A expectativa é grande. Guias de pesca da região relatam que muitos clientes já deixam datas agendadas ainda no fim do ano para garantir os primeiros dias de pesca em março. O Rio Piracicaba atrai visitantes de diversas cidades da região e também da capital paulista e de municípios como Jundiaí.
O retorno da atividade ocorre em um contexto ainda sensível. Esta foi a segunda piracema desde a grande mortandade de peixes registrada em julho de 2024, considerada a maior tragédia ambiental da história do rio. Na ocasião, mais de 230 mil peixes, o equivalente a cerca de 50 toneladas, morreram após problemas na qualidade da água provocados por despejo irregular de dejetos.
A mortandade se estendeu por aproximadamente 70 quilômetros, segundo relatório da CETESB, e acendeu um alerta ambiental em toda a região, reforçando a necessidade de preservação e fiscalização.
Balanço da Operação Piracema
De acordo com a Polícia Ambiental, o balanço da Operação Piracema nas regiões de Piracicaba, Pirassununga, Americana, São João da Boa Vista e Rio Claro foi considerado positivo.
Durante o período de defeso, foram:
- 567 horas de navegação
- 771 pescadores abordados
- 70 autos de infração lavrados
- R$ 121.399,18 em multas aplicadas
- 1 pessoa presa
- 208 embarcações fiscalizadas e 3 apreendidas
- 406 quilos de pescado apreendidos
- 21 peixes vivos devolvidos ao rio
Também foram apreendidos motores, redes, carretilhas e outros petrechos de pesca irregulares. Ao todo, 76 estabelecimentos comerciais foram fiscalizados e 42 ações de educação ambiental realizadas.

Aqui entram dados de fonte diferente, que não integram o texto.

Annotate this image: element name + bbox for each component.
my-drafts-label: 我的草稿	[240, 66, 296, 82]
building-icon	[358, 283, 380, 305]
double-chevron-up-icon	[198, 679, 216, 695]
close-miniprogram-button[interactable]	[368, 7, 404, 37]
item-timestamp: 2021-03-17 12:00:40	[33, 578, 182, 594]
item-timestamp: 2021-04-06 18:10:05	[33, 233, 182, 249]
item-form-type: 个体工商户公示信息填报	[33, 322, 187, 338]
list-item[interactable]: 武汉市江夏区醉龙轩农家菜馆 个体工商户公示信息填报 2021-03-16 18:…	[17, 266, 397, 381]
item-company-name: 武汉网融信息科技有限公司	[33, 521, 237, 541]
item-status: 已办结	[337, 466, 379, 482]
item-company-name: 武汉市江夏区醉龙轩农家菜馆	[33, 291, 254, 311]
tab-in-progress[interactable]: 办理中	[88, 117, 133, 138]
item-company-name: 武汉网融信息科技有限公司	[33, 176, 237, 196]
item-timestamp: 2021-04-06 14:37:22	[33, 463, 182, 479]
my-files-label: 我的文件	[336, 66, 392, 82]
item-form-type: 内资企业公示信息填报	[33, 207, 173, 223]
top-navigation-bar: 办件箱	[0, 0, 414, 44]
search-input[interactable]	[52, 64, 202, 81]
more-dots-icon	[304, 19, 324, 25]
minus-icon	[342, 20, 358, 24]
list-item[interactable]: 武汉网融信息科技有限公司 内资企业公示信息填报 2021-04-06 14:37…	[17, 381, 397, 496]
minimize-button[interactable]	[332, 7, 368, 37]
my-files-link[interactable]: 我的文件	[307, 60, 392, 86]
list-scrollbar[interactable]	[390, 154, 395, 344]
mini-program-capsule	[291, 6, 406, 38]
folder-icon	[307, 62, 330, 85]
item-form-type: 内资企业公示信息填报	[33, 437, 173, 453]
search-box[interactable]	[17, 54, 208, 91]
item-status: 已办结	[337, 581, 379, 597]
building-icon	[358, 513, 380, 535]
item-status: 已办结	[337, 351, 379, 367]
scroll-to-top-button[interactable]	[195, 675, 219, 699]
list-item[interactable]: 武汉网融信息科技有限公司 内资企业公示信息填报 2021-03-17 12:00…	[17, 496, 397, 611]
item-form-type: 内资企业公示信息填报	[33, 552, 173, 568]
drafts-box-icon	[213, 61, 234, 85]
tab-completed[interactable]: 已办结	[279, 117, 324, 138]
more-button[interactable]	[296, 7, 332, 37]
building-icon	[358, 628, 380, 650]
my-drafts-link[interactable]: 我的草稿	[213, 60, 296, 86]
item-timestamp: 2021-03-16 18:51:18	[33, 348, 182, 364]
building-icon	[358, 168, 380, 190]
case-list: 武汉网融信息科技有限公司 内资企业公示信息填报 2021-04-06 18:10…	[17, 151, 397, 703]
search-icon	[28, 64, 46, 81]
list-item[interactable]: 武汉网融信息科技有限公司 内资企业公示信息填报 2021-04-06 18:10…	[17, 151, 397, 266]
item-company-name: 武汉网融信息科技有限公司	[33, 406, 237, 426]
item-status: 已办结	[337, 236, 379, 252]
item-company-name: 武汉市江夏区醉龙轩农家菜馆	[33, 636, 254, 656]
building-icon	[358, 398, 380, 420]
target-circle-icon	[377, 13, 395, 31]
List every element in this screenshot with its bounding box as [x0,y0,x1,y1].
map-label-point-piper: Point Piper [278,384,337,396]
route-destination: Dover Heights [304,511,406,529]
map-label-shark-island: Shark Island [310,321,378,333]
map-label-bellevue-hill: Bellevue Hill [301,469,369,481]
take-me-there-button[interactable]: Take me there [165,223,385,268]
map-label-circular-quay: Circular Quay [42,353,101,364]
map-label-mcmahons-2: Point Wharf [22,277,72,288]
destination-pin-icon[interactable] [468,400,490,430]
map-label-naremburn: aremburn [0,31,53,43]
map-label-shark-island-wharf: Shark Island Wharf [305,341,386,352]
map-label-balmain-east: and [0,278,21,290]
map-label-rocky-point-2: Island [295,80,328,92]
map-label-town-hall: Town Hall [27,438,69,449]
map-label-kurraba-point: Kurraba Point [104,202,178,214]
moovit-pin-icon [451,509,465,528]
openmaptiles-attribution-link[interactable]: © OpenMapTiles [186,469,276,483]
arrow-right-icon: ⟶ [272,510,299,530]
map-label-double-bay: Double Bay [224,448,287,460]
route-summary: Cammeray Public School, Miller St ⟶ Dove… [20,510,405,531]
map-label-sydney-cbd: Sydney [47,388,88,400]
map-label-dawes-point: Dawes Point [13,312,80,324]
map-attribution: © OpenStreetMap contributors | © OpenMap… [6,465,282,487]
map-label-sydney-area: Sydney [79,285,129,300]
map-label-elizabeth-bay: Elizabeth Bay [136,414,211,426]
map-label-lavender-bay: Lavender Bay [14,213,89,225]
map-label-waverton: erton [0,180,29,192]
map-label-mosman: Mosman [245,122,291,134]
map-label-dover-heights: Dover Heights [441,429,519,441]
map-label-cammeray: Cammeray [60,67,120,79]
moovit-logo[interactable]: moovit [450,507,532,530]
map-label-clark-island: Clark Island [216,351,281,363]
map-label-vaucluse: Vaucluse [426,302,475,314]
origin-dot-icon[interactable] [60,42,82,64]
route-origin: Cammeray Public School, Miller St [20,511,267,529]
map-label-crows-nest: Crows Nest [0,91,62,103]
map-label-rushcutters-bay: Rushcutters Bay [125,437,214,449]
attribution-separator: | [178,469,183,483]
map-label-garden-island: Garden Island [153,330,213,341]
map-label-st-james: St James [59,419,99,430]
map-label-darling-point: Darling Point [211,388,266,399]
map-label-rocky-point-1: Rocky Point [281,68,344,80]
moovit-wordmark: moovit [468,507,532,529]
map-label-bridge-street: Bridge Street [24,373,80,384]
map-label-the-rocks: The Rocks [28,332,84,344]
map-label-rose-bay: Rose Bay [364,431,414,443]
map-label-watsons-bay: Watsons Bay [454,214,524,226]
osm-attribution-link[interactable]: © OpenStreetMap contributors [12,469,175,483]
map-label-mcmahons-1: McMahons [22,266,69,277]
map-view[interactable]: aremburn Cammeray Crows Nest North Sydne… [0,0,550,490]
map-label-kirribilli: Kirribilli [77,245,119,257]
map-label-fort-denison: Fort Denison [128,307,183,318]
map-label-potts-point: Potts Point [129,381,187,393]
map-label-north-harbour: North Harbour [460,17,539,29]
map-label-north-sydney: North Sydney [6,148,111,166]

Mesmo com o fim da piracema, a fiscalização continua. Neste domingo(01), equipes da Polícia Ambiental flagraram irregularidades em pontos proibidos, como trechos a menos de 200 metros acima ou abaixo de corredeiras e desembocaduras. Em alguns casos, pescadores fugiram ao perceber a aproximação das viaturas e deixaram materiais para trás.
Regras continuam valendo
Com a pesca liberada, seguem obrigatórias as regras previstas na legislação ambiental. Entre elas estão:
- Respeitar a distância mínima de 200 metros de corredeiras, cachoeiras, barragens e desembocaduras
- Observar o tamanho mínimo permitido para cada espécie
- Utilizar apenas equipamentos autorizados
- Respeitar a cota de captura
O descumprimento pode resultar em multa, apreensão de equipamentos e até prisão.
Para especialistas e frequentadores do rio, o momento é de retomada, mas também de responsabilidade. Após o impacto ambiental de 2024, o equilíbrio entre atividade econômica, lazer e preservação se tornou ainda mais essencial para garantir a recuperação do Rio Piracicaba e a sustentabilidade da pesca nos próximos anos.